Secondo molti azionisti, le azioni di Apple avrebbero raggiunto la quota di 1000$ entro la fine dell’anno. Sembra però che la corsa di Apple si sia fermata dopo che, nella serata di ieri, le azioni hanno raggiunto un valore di 580 dollari, dopo essere arrivate sopra quota 630 un paio di settimane fa.

Negli ultimi tempi qualche analista aveva messo in discussione il verbo rialzista che da un po’ sembra circondare Apple e aveva ipotizzato che il prezzo delle azioni potesse subire qualche aggiustamento. Il 9 aprile per esempio Walter Piecyk di BTIG aveva dagliato il suo rating sul titolo da Buy a Neutral, giustificando la scelta con l’entusiasmo che ha accompagnato la società ultimamente e la necessità di considerare con attenzione ciò che succederà nei prossimi mesi.
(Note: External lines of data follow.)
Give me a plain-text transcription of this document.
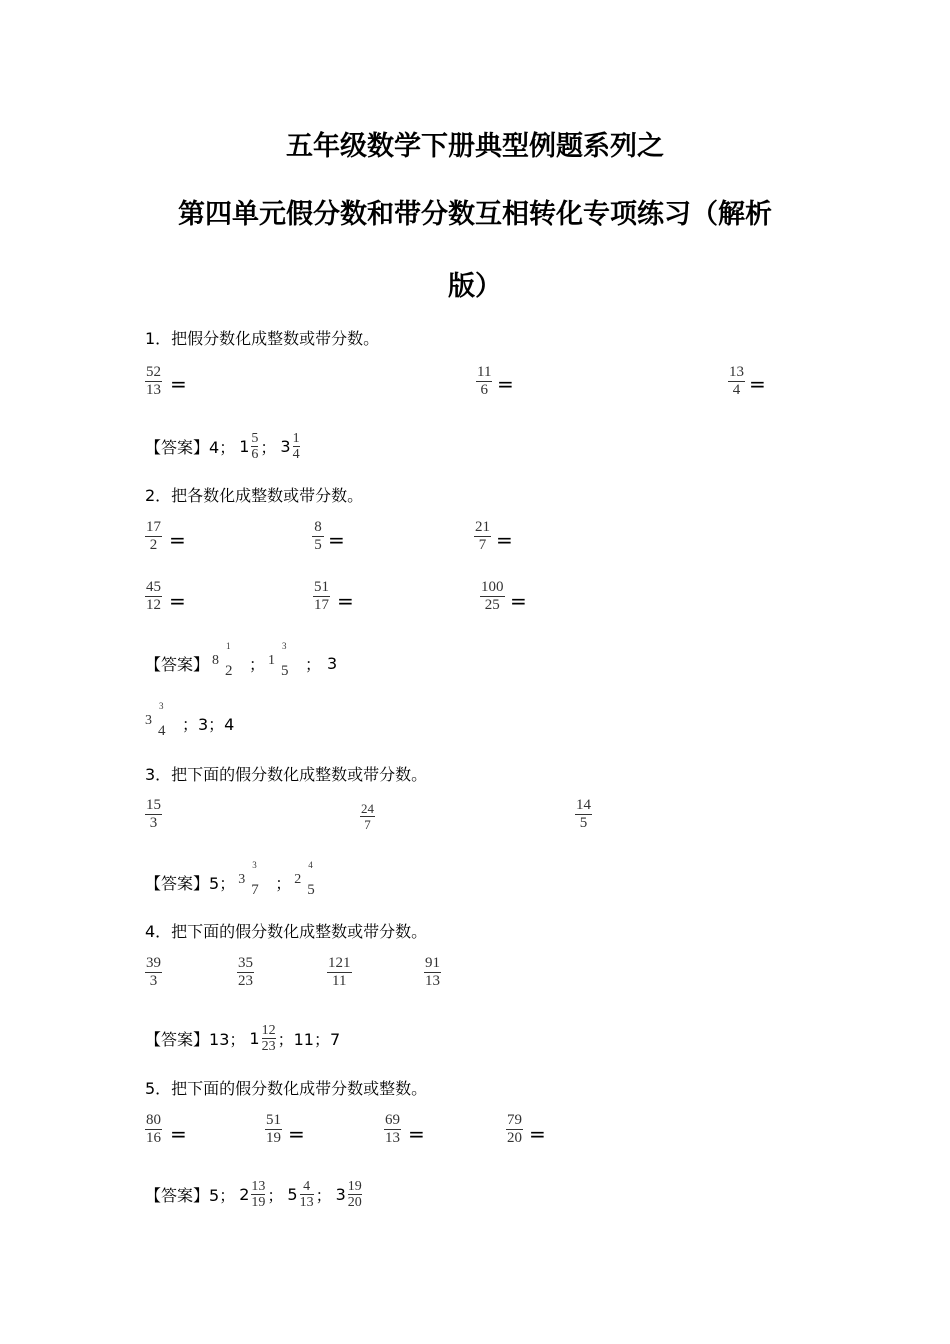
五年级数学下册典型例题系列之
第四单元假分数和带分数互相转化专项练习（解析
版）
1．把假分数化成整数或带分数。
52
13 =	11
6 =	13
4 =
【答案】 4； 1 5
6 ； 3 1
4
2．把各数化成整数或带分数。
17
2 =
8
5 =
21
7 =
45
12 =
51
17 =
100
25 =
【答案】 8
1
2 ； 1
3
5 ； 3
3
3
4 ；3；4
3．把下面的假分数化成整数或带分数。
15
3
24
7
14
5
【答案】 5； 3
3
7 ； 2
4
5
4．把下面的假分数化成整数或带分数。
39
3
35
23
121
11
91
13
【答案】 13； 1 12
23 ；11；7
5．把下面的假分数化成带分数或整数。
80
16 =
51
19 =
69
13 =
79
20 =
【答案】 5； 2 13
19 ； 5 4
13 ； 3 19
20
È vero che Apple continuerà ad essere “il principale beneficiario di un trend di crescita in accelerazione nell’adozione di smartphone, considerando che la penetrazione globale di smartphone non ha ancora nemmeno raggiunto il 30%”; ma forse il livello del titolo ha già scontato questi elementi e prima di consigliare l’acquisto è meglio aspettare altre indicazioni.

Dall’inizio dell’anno, in effetti, il titolo Apple ha guadagnato oltre il 44%, anche se consideriamo il ribasso degli ultimi giorni, tanto che si era cominciato a speculare sulla possibilità di toccare quota mille dollari per azione. Tornando alle analisi, la settimana scorsa Brian Blair di Wedge Partners ha ammonito che le previsioni per l’iPad per il trimestre di marzo potrebbero ora essere troppo rialziste; anche se in effetti l’iPad non ha veri concorrenti sul mercato e per adesso continua a dominare il suo settore.

Oltre alle prese di profitto, ci potrebbe essere anche un po’ di nervisismo da parte degli investitori, in vista dei risultati del primo trimestre, attesi dopo la chiusura del 24 aprile. Se le cose non fossero andate secondo le attese il titolo ne risentirebbe un po’. In alternativa, poi, c’è la lettura di Kai Petainen, che focalizza la sua attenzione sui movimenti dei fondi e ipotizza uno spostamento progressivo da Apple verso Microsoft.